I felt unusually good walking into my office that morning and reading the papers, an essential ritual and something that apparently set me somewhat apart from the rest of this corporate empire, unless, of course, there was an item about the company. I never could shake the disheveled look; hair like a Brillo pad, jacket tossed on the couch, tie loosened and sleeves rolled up. I was reading the dregs of Watergate when Maggie walked in and asked me if I wanted coffee.

Maybe I got it myself or she brought it to me, I don’t remember. I do remember that I put away the papers and asked her to sit down. She was exquisite, almost ethereal, and I hadn’t the slightest idea what to say.
As I didn’t know what I was supposed to do to fill the day, we talked more about her job, figuring that would give me a clue.
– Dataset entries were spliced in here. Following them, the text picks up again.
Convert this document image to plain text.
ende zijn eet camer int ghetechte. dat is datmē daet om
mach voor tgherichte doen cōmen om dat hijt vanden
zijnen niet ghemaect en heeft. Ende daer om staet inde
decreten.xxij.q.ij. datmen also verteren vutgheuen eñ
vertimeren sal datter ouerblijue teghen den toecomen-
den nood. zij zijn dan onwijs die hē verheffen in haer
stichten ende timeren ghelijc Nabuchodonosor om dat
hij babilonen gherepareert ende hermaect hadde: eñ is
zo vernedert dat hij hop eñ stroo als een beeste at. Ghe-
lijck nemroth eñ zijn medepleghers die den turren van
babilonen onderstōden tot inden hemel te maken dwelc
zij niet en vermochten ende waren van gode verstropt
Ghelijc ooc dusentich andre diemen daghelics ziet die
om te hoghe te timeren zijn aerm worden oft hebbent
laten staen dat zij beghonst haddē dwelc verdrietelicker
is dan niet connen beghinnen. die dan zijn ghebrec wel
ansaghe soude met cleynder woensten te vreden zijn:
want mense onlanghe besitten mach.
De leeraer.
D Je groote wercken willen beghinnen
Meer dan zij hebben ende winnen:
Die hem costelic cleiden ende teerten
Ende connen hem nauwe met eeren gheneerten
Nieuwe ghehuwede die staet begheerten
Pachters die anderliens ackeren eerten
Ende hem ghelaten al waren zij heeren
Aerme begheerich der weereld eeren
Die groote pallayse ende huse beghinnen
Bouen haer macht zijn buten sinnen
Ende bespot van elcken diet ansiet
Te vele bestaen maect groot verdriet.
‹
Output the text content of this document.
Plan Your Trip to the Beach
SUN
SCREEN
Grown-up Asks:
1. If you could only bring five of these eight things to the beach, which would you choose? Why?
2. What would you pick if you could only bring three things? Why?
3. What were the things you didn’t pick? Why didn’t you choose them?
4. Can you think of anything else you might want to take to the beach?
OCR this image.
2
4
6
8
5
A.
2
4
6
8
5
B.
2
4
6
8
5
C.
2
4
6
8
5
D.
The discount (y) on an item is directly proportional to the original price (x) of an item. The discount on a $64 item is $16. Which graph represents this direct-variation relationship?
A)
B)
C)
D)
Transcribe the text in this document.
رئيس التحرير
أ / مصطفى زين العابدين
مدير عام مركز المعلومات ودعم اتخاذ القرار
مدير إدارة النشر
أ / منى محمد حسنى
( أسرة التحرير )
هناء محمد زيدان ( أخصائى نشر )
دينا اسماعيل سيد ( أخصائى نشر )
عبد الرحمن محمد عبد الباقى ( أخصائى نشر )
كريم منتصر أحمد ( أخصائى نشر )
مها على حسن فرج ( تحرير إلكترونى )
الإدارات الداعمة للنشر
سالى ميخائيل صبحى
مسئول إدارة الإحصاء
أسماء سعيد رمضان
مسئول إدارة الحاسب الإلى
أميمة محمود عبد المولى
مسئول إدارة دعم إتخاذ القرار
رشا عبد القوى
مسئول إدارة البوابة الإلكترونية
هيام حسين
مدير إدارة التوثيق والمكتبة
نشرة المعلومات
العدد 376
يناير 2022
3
“I’m an editorial assistant on the company magazine,” she explained.

“Company magazine? What the hell is that?” was my response, when we were interrupted by Rosemary, the Chairman’s executive assistant who summoned me to the 15th floor and a meeting with the man. As I left the office, Maggie said, “You ought to put on your coat and tighten your tie, he’ll expect that.

I smiled, said “Thanks,” left the coat on the couch and went on my way. I never made particularly good first impressions anyway, figuring my charming eccentricities would carry the day.

I’d seen it all before, I thought, as I entered his office. Custom desk, expensive paintings and appointments, small man, big office, no soul.

“You should go to Washington for a couple of days tomorrow,” he said, “and solidify your contacts there. Jimmy suggested it would be helpful to what we’re doing.”

“What are we doing?” I asked.

“Take an early flight, when it’s appropriate, I’ll tell you what’s going on,” was the answer as I was obviously dismissed.
Back in my office, the flight had already been booked by corporate travel and Maggie said the tickets were on the way down. I did my part, calling my old poker buddies to set up a game for the following night at the Watergate, where I would be staying. What the hell, I thought, I could expense the losses.

Any respite from Janet was a positive, but I found myself not wanting to leave. I’d loved travel in the past, anywhere away from the house and the whale, even Newark, was a plus. But I didn’t want to go. I didn’t resist. It would be a break. It would be buddies. It’d be poker and booze. But it wasn’t comfortable.